As your programmes grow, organisation matters. This part covers modules and packages, testing (including property-based testing), and documentation. You'll learn Zylisp's conventions for structuring larger projects and maintaining them over time.

Part VIII: Advanced Features

Now we reach what makes Lisp special: macros and metaprogramming. You'll learn to write macros hygienically, understand quoting and unquoting, and recognise when macros are the right tool. Chapters on compile-time evaluation, reader macros, and building domain-specific languages show how Zylisp extends itself. Reflection rounds out this part, though we emphasise when not to use these powerful features.

Part IX: Interoperability and Performance

The final part addresses practical concerns.
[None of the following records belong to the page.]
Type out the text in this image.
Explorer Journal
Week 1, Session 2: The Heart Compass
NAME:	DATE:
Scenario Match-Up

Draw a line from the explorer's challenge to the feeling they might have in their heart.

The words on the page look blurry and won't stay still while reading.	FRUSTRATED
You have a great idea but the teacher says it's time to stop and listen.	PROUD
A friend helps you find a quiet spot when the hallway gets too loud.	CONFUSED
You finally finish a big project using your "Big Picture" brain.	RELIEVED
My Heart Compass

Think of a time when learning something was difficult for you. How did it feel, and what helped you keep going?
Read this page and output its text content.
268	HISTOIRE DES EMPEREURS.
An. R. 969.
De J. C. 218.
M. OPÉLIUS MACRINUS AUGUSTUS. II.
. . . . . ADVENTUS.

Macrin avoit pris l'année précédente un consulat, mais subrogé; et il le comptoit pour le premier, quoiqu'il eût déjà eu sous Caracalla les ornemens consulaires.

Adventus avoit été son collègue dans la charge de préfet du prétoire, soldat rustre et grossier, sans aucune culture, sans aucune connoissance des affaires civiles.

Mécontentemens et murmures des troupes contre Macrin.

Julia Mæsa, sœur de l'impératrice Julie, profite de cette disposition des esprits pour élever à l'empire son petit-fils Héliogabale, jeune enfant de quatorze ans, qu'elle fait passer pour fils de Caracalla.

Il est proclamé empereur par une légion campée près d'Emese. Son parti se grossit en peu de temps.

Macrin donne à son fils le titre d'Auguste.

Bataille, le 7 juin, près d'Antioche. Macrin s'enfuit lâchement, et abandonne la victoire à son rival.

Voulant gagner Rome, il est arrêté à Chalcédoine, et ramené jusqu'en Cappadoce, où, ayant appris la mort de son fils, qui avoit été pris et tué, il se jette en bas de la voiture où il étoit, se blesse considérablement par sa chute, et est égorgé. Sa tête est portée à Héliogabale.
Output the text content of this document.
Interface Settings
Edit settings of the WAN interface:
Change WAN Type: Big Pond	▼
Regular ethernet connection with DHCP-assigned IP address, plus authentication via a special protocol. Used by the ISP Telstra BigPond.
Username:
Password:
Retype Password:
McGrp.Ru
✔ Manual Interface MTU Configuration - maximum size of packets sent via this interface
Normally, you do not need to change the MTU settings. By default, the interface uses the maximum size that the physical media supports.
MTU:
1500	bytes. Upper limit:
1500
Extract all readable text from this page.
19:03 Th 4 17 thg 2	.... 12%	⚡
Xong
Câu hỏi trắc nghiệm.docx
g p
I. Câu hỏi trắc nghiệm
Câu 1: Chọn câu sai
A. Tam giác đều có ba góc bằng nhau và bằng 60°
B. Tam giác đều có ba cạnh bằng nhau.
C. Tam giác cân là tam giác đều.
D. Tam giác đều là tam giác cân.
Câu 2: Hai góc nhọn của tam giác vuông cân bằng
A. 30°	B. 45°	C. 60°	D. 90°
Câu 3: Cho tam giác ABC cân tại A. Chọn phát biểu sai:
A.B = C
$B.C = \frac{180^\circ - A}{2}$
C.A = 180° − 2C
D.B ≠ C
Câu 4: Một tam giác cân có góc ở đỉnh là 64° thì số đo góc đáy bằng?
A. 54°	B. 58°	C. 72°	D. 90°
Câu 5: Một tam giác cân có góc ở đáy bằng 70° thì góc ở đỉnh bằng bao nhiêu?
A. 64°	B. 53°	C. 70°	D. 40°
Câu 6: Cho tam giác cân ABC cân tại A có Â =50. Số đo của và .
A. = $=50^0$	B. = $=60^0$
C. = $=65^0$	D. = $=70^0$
Zylisp's Go interoperability means you can call Go functions, use Go packages, and even integrate with C through CGo. We cover profiling, memory management, optimisation techniques, and when to drop to Go for performance. A chapter on unsafe operations explains the escape hatches available when you need them.

Appendices

Six appendices provide reference material: complete syntax grammar, standard library overview, pattern matching reference, type system reference, and comparison guides for readers coming from other Lisps or from Go. These serve as quick references long after you've finished reading.

How to Read This Book

If you're new to both Lisp and systems programming, read sequentially—each part builds on previous ones. Experienced Lispers might skim Part II and focus on Parts IV, VI, and VIII to understand Zylisp's type system, concurrency model, and macro hygiene. Go programmers should read Part I, then jump to Parts III and VIII to understand immutability and macros before circling back to fill gaps.

Code examples are complete and runnable. Type them in, experiment with variations, and make predictions about behaviour before running them. The REPL makes exploration natural—use it liberally.

Most importantly, Zylisp rewards a certain mindset: think in immutable transformations, embrace pattern matching, and use macros sparingly but powerfully. This book aims to cultivate that mindset alongside teaching the mechanics of the language.